Senators say Mattis, Tillerson open to updating president’s war powers

(PhatzNewsRoom / CBS News)   —-    The chairman of the Senate Foreign Relations Committee said Secretary of Defense Jim Mattis and Secretary of State Rex Tillerson are “very open” to updating the president’s war powers that have been in place and unchanged since after the Sept. 11, 2001 terrorist attacks, after a number of senators met with the two top Trump cabinet members on the topic Wednesday.

Sen. Bob Corker, R-Tennessee, said Tillerson and Mattis are open to eliminating the current Authorization of Use of Military Force (AUMF), if a replacement is ready. Congress passed the AUMF in 2001 to give the president broad authority to retaliate against anyone who contributed to the terrorist attacks, but the AUMF has continued to justify military intervention abroad for more than 15 years.

“I’m confident that they’ll work with us,” Corker said of Tillerson and Mattis.

Sens. Jeff Flake, R-Arizona, and Tim Kaine, D-Virginia, are spearheading a bipartisan push to update the president’s war powers and require congressional approval before the president can take military action. Kaine also told reporters after meeting with Tillerson and Mattis that the two seem open to changing the AUMF, not because they believe they need to legally to intervene abroad, but because they think it would be good to have Congress’ support.

Earlier Wednesday, the State Department issued a statement to Corker saying the current AUMF is sufficient.

“The United States has sufficient legal authority to prosecute the campaign against al-Qa’ida and associated forces, including against the Islamic State of Iraq and Syria (ISIS),” the State Department said in a letter to Corker. “This legal authority includes the 2001 Authorization for the Use of Military Force (AUMF) which authorizes the use of military force against these groups. Accordingly, the administration is not seeking revisions to the 2001 AUMF or additional authorizations to use force.”
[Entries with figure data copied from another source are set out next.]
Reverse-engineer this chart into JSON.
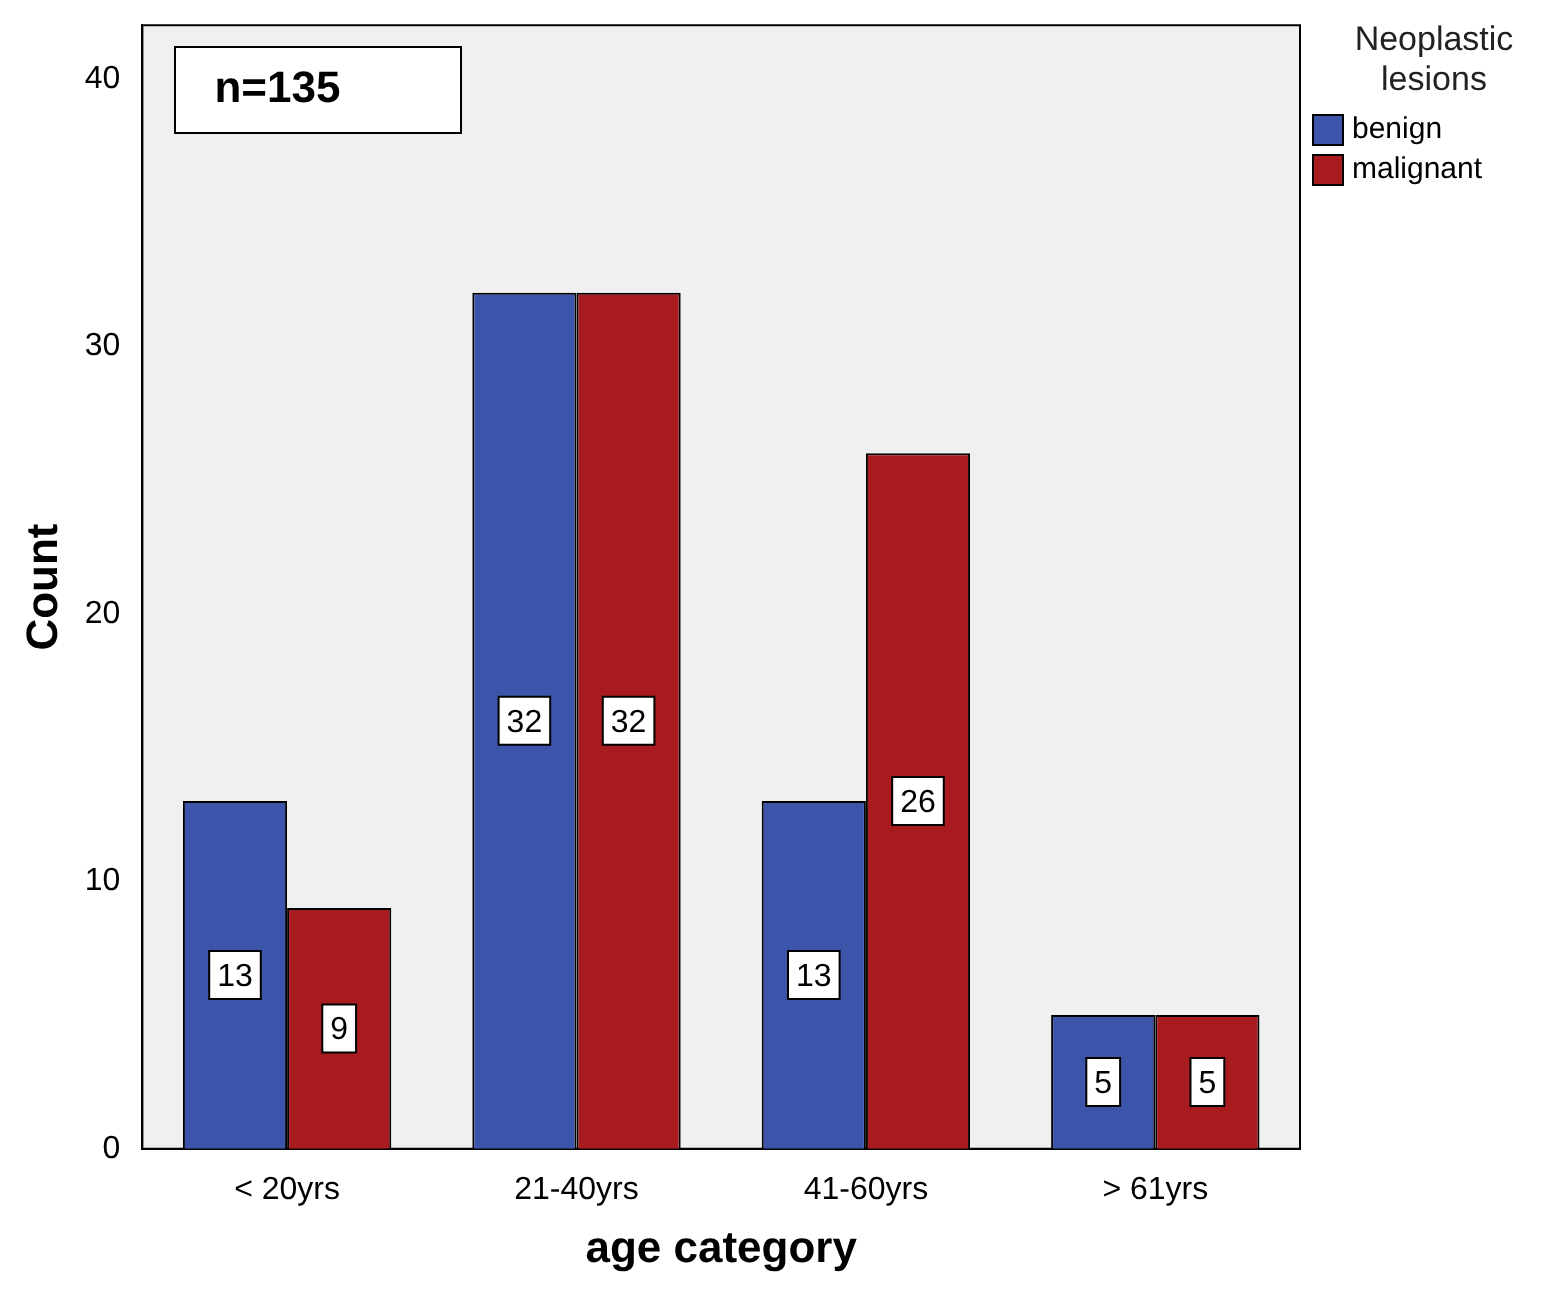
{
  "chart_data": {
    "type": "bar",
    "xlabel": "age category",
    "ylabel": "Count",
    "legend_title": "Neoplastic lesions",
    "categories": [
      "< 20yrs",
      "21-40yrs",
      "41-60yrs",
      "> 61yrs"
    ],
    "series": [
      {
        "name": "benign",
        "color": "#3c55aa",
        "values": [
          13,
          32,
          13,
          5
        ]
      },
      {
        "name": "malignant",
        "color": "#a81c1f",
        "values": [
          9,
          32,
          26,
          5
        ]
      }
    ],
    "ylim": [
      0,
      42
    ],
    "yticks": [
      0,
      10,
      20,
      30,
      40
    ],
    "grid": false,
    "legend": "top right",
    "data_labels": true,
    "annotations": [
      "n=135"
    ]
  }
}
Democrats in particular — and some Republicans as well — are arguing that Congress never intended the AUMF, passed in the urgent days after Sept. 11, 2001, to authorize the president’s authority the way it is used today, and Congress should have approval before military intervention abroad.

Sen. Ben Cardin, D-Maryland, said he was in Congress when it passed the 2001 authorization, said it was never intended to be used to fight ISIS, and told reporters it’s important for Congress to pass a different resolution on how to deal with ISIS so it isn’t an “open-ended” issue.

Sen. Tom Udall, D-New Mexico, took to Twitter to offer a similar sentiment.


Rep. Barbara Lee, D-California, introduced a proposal in June to repeal the 2001 AUMF, and the proposal passed the House Appropriations Committee. But the proposal went nowhere, and Lee accused House Speaker Paul Ryan, R-Wisconsin, of quietly killing the legislation.